At 1129 GMT, the FTSE 100 index was up 4.62 points, or 0.1 percent at 5,843.46 points, albeit in low trading volume of 26 percent of the 90-day daily average.
The main support for the index came from energy stocks, which rose along with a 1 percent gain in Brent crude as oil producer Iran increased its rhetoric against Israel, heightening concerns about a potential conflict between the two countries.
Oil service firms also benefited from a firmer crude price. Petrofac added 1.2 percent, helped as well by an upbeat note on the sector from Canaccord Genuity.
"We remain positive on the Oil Services sector, despite a strong recent run, with absolute multiples attractive and relative multiples only at average levels," Canaccord said, naming Petrofac as one of its favoured names in the sector.
Pumps maker Weir Group, up 1.8 percent, also found support from the gains by oil service firms, which are among its major customers.
But the top FTSE gainer was spirits group Diageo, ahead 2.0 percent as traders welcomed news the firm is in talks to acquire a stake in India's United Spirits.
"The potential deal represents a sound strategic investment for Diageo. The Indian market represents a huge growth market and in particular for the spirit industry," said Atif Latif, director of trading at Guardian Stockbrokers.
Asia-focused lender Standard Chartered was the biggest blue chip faller, down 3.6 percent on stock overhang fears after a report that Singapore investor Temasek was considering selling its 18 percent stake in the bank.
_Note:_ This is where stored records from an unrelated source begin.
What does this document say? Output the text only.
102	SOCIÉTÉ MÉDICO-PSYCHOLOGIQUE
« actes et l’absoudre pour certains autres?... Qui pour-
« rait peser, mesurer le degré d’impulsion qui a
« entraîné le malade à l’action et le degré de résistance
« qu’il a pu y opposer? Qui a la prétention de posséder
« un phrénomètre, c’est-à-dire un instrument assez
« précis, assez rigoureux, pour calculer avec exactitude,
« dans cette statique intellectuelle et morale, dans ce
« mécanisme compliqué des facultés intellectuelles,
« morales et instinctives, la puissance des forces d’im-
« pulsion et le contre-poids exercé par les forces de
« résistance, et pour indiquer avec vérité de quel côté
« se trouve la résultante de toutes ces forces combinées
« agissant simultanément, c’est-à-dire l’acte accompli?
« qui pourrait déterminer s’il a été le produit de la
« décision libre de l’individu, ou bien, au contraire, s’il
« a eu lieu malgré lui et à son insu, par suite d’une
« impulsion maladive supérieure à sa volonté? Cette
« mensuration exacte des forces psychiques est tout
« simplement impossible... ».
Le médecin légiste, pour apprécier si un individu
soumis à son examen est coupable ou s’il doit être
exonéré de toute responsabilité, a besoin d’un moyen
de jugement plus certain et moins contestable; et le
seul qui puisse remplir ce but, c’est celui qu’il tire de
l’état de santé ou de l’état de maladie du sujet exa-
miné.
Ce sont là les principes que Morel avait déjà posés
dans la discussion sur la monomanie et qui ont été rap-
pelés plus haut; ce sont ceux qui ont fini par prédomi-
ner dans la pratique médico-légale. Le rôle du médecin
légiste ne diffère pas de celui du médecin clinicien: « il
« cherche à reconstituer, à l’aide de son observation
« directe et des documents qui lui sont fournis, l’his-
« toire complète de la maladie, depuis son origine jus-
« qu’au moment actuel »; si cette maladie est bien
Oriel Securities analyst Mike Trippit remained bullish on Standard Chartered shares: "Any potential share price weakness resulting from uncertainty over Temasek's shareholding is a buying opportunity, in our view."
QUARTER-END
The FTSE 100 has risen 4.7 percent so far in the third quarter, with just over three trading sessions left to go, after having been lifted by the prospects of central bank moves to stimulate a struggling global economy.
After a summer boost, the index has largely been range-bound since news earlier this month of plans by the European Central Bank's to buy bonds of struggling countries to bring down their borrowing costs and by the U.S. Federal Reserve to launch a third round of quantitative easing (QE).
"The rally effect of QE has diminished each time, and the concern that we have is that there seems to be no catalyst, given weak economic data, that will continue to push the market higher," Guardian Stockbroker's Latif said.
Recent poor economic pointers, including Monday's fall in Germany's Ifo index of business sentiment for a fifth month running, and a slowdown in top metals consumer China have served to remind investors about the risks for the global economy.
Worries over the impact of a slowdown in China on demand for metals weighed on the mining sector, which was down 0.9 percent, with Rio Tinto losing 1.5 percent.